Features

File-based API

A web-based API for integration with workflows, tools and web-clients. This allows for different functions to be performed on-demand, either synchronously or asynchronously.

Streaming API

Allow for realtime transcriptions, for example to provide live subtitling, simultaneous translation, live recommendations or monitoring.

This uses a Websocket interface, for easy integration with workflows, tools and web-clients. The API implements transcription capabilities and can be paired with the translation functions of the file-based API to translate realtime transcriptions of finished or partial phases.

Vendor Support

Adapters currently exist for Azure, AWS, Google, Speechmatics, DeepL and a development version of an interface for the opensource https://marian-nmt.github.io/ engine.

In total, this means that EuroVOX is able to transcribe from over 65 different languages and variants, as well as translate content between around 20000 different language pairs and create synthetic speech in over 80 different languages in 450 different voices.

Vendor adapters abstract support for the direct language functions, as well as any specifities of the platform including media handling (e.g. transcoding, cloud storage handling, limits and quotas).
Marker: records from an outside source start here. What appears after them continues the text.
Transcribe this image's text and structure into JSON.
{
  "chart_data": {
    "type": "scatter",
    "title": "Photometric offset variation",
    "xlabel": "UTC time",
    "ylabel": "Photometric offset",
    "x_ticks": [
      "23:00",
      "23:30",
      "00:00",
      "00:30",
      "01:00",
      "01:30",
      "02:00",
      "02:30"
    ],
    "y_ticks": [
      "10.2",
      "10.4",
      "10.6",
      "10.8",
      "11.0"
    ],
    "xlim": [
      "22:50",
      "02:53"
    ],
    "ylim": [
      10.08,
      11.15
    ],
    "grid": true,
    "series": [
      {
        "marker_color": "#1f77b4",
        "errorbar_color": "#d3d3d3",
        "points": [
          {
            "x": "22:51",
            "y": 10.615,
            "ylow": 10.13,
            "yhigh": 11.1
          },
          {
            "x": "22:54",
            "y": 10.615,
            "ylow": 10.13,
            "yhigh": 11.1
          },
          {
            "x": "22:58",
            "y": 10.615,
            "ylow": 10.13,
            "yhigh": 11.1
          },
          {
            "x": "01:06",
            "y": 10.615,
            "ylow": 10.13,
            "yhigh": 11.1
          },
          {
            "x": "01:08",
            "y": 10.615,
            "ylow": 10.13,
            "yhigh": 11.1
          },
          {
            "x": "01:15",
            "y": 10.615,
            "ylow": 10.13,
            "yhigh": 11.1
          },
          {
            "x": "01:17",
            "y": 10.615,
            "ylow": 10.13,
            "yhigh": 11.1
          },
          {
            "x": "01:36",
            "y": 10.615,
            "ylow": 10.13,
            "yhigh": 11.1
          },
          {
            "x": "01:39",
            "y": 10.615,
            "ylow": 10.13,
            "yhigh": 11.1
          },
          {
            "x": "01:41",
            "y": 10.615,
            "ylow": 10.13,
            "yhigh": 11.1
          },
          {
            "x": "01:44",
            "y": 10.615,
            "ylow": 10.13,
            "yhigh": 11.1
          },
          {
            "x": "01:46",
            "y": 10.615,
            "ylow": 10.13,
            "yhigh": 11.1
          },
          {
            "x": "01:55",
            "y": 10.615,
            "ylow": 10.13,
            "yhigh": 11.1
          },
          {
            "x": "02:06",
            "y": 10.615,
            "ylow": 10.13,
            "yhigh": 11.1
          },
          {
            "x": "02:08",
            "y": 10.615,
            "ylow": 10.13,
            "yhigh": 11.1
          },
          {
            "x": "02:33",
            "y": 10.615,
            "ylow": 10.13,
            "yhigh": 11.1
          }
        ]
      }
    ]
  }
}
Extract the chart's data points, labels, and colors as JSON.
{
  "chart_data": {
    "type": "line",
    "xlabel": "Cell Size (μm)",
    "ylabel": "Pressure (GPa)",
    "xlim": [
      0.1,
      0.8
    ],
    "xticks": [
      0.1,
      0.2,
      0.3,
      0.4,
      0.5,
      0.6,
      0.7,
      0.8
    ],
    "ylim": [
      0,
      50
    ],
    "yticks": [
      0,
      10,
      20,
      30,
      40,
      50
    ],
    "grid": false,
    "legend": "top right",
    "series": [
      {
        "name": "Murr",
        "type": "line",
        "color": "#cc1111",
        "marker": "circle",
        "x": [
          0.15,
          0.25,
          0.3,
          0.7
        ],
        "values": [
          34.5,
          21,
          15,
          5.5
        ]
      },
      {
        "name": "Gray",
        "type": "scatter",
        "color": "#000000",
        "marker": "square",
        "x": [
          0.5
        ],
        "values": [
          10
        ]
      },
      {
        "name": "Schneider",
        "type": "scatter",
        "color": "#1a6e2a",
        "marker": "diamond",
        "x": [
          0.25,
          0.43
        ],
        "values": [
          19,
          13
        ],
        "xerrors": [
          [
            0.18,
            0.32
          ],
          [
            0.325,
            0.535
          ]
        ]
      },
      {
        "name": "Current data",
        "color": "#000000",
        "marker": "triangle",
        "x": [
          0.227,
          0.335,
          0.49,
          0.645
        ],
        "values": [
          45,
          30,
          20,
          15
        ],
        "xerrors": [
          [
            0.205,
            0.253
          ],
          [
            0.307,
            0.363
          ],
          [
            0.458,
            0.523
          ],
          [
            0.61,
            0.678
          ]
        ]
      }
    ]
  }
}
Our flexible configuration allows for the same vendor adapter to be used multiple times in one instance, e.g for splitting different functions (transcribe, translate, voicing) across different accounts, or for using different storage systems.

Media storage handling is done automatically, and any processed storage can by default be either stored locally or with your chosen cloud vendor.

Additional vendors are currently in development, and depending on the complexity of the vendor itself an adapter can be written in a matter of days - enabling rapid integration.

Common data formats

One goal is to develop openly-standardised data formats for interoperability between language tools. Each vendor has their own native behaviours and formats abstracted by the EuroVOX API. This supports functionality provided by each of the major cloud vendors:

Individual word timings
Punctuation highlighting
Speaker identification
Partial-transcriptions (for streaming transcriptions)

Flexible deployment and configuration

The EuroVOX API is deployed as a docker image, and each vendor adapter is deployed as a standalone package allowing for a deployment to be specifically targeted to the required adapters.

Designed to be deployable in a variety of different scenarios, it can be run locally on your laptop, entirely on-premise or in a number of different cloud infrastructures.

Options include using an external Identity Service Provider (Apache Keycloak) in order to federate with your own Single Sign-on (SSO) system, LDAP, other external identity providers, entirely local credentials - or any combination. Media processing tasks can be run in-thread or using an external message broker (e.g. RabbitMQ) through pluggable interfaces.

Vendor metrics

The EuroVOX API can automatically choose the "best vendor" for a given metric, given the right benchmark information. For implementors who already benchmark different vendors, these metrics can be provided to the API and enable this to automatically choose a vendor for each function: transcribe, translate, voicing.

This allows a multi-vendor deployment to automatically track the changes in functionality without any human intervention or the need to "know" the best vendor ahead of time.

The supported metrics are currently:

Quality
Speed
Cost